- Pre-emption. As well as trying to bid our own side's hands as effectively as possible, we also want to make life difficult for the opponents. Some opening bids will be explicitly defined as pre-emptive, usually at the 2-level or higher. These pre-emptive openings tend to be fairly independent of the constructive part of the system - except of course that the more pre-emptive bids you want to use, the fewer bids you have available for constructive hands. But also, the system's "constructive" bids can have a pre-emptive effect, and this aspect has to be considered at the same time as all the issues to do with describing hands. A weak 1NT opening, for example, is an extremely good bid from the pre-emptive point of view, but weak NT systems can have descriptive problems as we have seen.
- Accuracy in uncontested sequences. As was said right at the beginning, competitive auctions tend to be more important, certainly for 1-level opening bids. But obviously there are many deals where opener's side will have a free run in the auction, and these need to be considered too. What happens in an uncontested auction will depend to a large extent on the continuations used, rather than the opening bid itself. But the definition of the opening bid can still make a huge difference to how things turn out. Most importantly, the accuracy of the continuations will depend on how much space there is: there must be enough room to look for the important information without going past the side's best contract. So again there is a conflict with trying to describe hands as well as possible - while a good description is still desirable in uncontested sequences, there is also the need to leave plenty of space for further investigation, which means that the cheapest bids will need to be used more.
Still, while you can never say that one idea is more important than anything else - it is so much more complex than that - description is the main thing that I look for in a bidding system. And it is all too easy to overlook description if you are not careful: while pre-emption is generally easy to spot, and leaving holes in uncontested sequences will also be easily picked up, protecting your side against opponents' bidding is a much more subtle problem.
Let's end by listing the main principles we've come across:
- Think-Competitive. When deciding how to arrange your opening bids, it is most important to consider what will happen in a competitive auction.
- One-Bid-Or-Two. Your system should ensure that one-bid hands are be described as accurately as possible in one bid, while two-bid hands are described as accurately as possible in two bids.
- Unbalanced-Hands-Show-Shape. You must show your suits, in order to find fits.
- Balanced-Hands-Show-Strength. The strength of a balanced hand should be bounded from below as accurately as possible.
- Homogeneity. In any particular bid, the one-bid hands should be homogeneous.
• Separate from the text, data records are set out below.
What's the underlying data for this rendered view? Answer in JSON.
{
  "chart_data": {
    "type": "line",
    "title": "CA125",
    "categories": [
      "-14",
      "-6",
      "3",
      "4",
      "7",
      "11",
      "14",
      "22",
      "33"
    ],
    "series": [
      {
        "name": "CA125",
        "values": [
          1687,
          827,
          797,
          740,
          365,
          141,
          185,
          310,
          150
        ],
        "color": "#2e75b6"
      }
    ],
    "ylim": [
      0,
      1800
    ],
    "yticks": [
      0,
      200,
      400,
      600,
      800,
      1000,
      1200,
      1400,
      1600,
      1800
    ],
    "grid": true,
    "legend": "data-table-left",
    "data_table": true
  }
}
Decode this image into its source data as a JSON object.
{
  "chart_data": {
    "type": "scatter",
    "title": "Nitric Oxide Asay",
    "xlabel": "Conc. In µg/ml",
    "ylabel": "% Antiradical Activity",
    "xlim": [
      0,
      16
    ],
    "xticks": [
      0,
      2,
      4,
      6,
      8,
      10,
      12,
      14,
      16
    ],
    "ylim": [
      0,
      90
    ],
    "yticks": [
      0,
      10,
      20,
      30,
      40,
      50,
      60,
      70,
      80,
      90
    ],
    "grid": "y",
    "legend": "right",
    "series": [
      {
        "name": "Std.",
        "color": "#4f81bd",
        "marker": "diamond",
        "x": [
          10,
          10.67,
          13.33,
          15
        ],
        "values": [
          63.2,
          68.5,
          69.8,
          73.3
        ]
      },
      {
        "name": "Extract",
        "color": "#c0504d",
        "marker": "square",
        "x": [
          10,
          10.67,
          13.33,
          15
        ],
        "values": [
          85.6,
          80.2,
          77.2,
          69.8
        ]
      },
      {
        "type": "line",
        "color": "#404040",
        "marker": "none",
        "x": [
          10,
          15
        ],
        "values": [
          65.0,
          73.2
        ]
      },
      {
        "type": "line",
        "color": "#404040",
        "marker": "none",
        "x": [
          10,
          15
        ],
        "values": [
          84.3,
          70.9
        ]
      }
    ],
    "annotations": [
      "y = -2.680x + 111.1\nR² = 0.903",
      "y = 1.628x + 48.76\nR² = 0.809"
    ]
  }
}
How often have you looked at your hand and thought, "I haven't described my hand as well as I would like, but I don't have a good bid available." This problem is exactly what we are trying to avoid. It doesn't require lots of artificial bidding - indeed one of the main themes is that standard natural systems are very effective. But whether your preference is for natural systems or for lots of artificiality, by following these principles as far as possible your hands will be easier to bid.